Autorizzazione Tribunale di Roma n. 378 del 30/09/2005
Rivista bimestrale - Anno VI - n.23 - Gennaio-marzo 2010

MAXXi, the Museum of contemporary arts of Rome

We have already talked about the MAXXi project (archive n.9), the most outstanding museum of contemporary arts in Europe. Now it’s time to focus on the debate on this building which has been created by the Iranian architect Zaha Hadid. A complex project, for sure, a reflection of its creator’s decontructivist spirit that requires a conflictual, instable geometry, a design that doesn’t look for regular axes; in other words it represents the opposite of the Italian planning style. The final result is completely different from the way it was originally thought: an extenuating fund search and the need for an approval from the continuously succeeding governments led to a tragic cut that has brought the fascinating forms of the project far away from the Hadid studio achievements (just think about Cincinnati’s Rosenthal Contemporary Arts Center, or to

the astounding Vitra Fire Station in Weil Am Rhein).
The MAXXi (Museo delle Arti del XXI secolo) is full of deconstructivist contradictions: its catwalks and stair-sets seem to creep into the middle of the halls; its kindly shaped courses overlap and cross one another. Nicolai Ouroussoff said about the MAXXI: “its sensual lines seem to capture the energies of the city, taking them into its navel… I suppose Bernini would have appreciated its forms too”. Yes, the MAXXi amazes and surprises thank to its long crystal galleries and to its great white spaces. On next may the MAXXi will open its doors, establishing itself as a global culture campus where it will be possible to study the most innovative forms of modern art and architecture. This will be made possible by the museums that are going to share its rooms: the MAXXi architettura and the MAXXi arte, two separate entities united by the common refusal of the idea of linearity. Zaha Hadid said: "the main idea at the base of the project is the idea of movement, generated by the lines of force which overlapping one another get to create several levels.
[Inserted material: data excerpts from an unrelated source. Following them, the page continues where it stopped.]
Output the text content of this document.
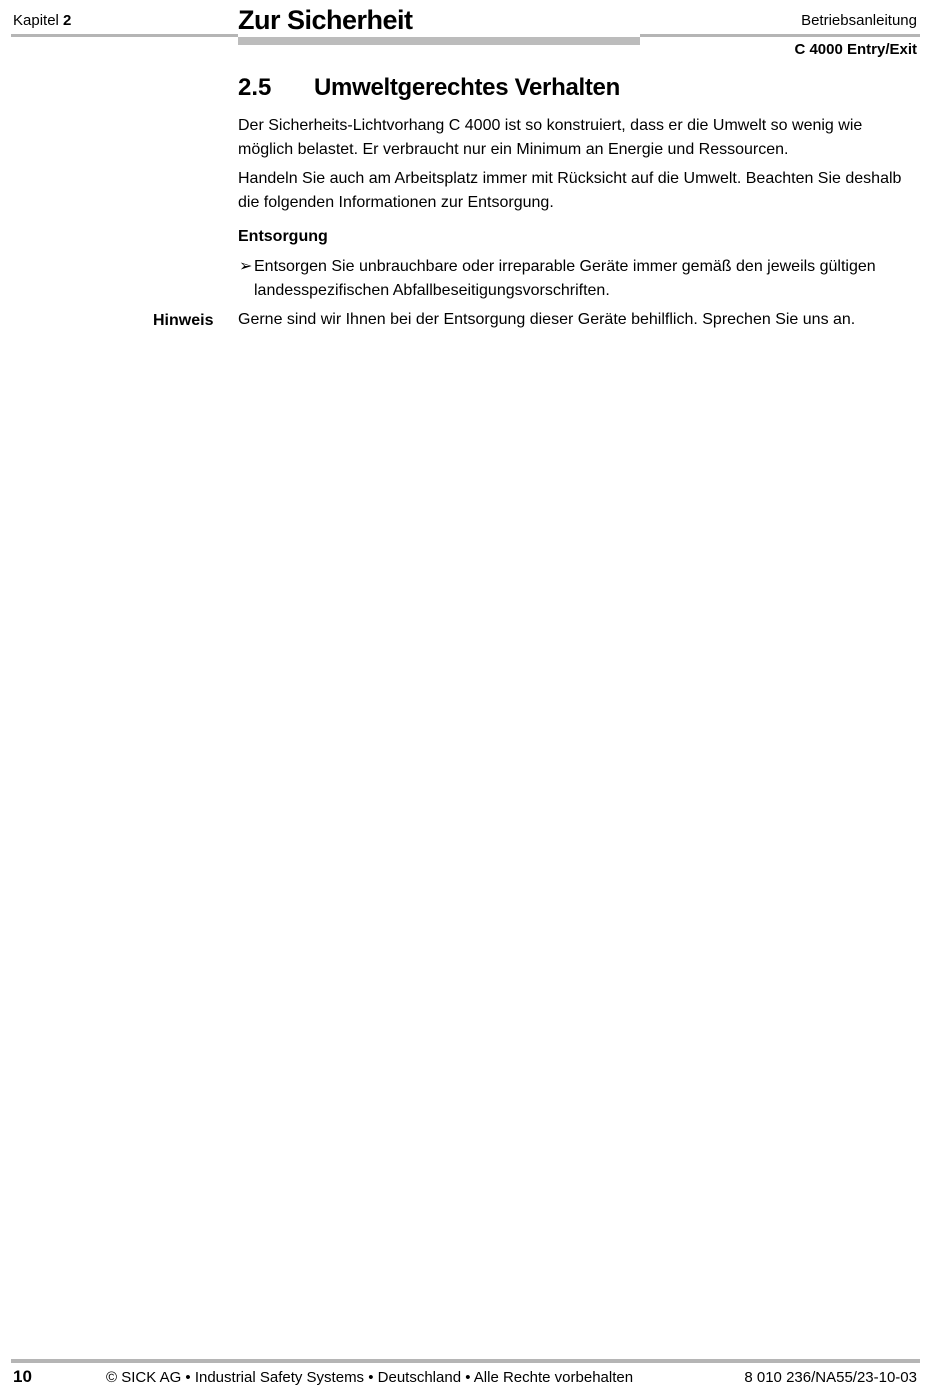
Kapitel 2	Zur Sicherheit	Betriebsanleitung
C 4000 Entry/Exit
2.5 Umweltgerechtes Verhalten
Der Sicherheits-Lichtvorhang C 4000 ist so konstruiert, dass er die Umwelt so wenig wie möglich belastet. Er verbraucht nur ein Minimum an Energie und Ressourcen.
Handeln Sie auch am Arbeitsplatz immer mit Rücksicht auf die Umwelt. Beachten Sie deshalb die folgenden Informationen zur Entsorgung.
Entsorgung
➢ Entsorgen Sie unbrauchbare oder irreparable Geräte immer gemäß den jeweils gültigen landesspezifischen Abfallbeseitigungsvorschriften.
Hinweis Gerne sind wir Ihnen bei der Entsorgung dieser Geräte behilflich. Sprechen Sie uns an.
10	© SICK AG • Industrial Safety Systems • Deutschland • Alle Rechte vorbehalten	8 010 236/NA55/23-10-03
The L-shaped site itself suggests these lines of force, creating a number of
intersecting internal and external spaces not renouncing to the strength of the building anyway”. Entering the museum we get caught by its rough yet soft forms which are exalted by a zenithal use of the incoming light. Nothing new, anyway: this usage of daylight was first employed by F. Lloyd Wright for the New York Guggenheim museum. In the case of the MAXXi this device has been indispensable due to its larger volume: the internal light is the trademark of this project because it reveals the true nature of its spaces. Still there are some doubts standing: is the whole structure a sort of dream for contemporary architecture, or just the abstraction of a building that is “as beautiful as a road junction” as Paolo Portoghesi stated? The debate is open.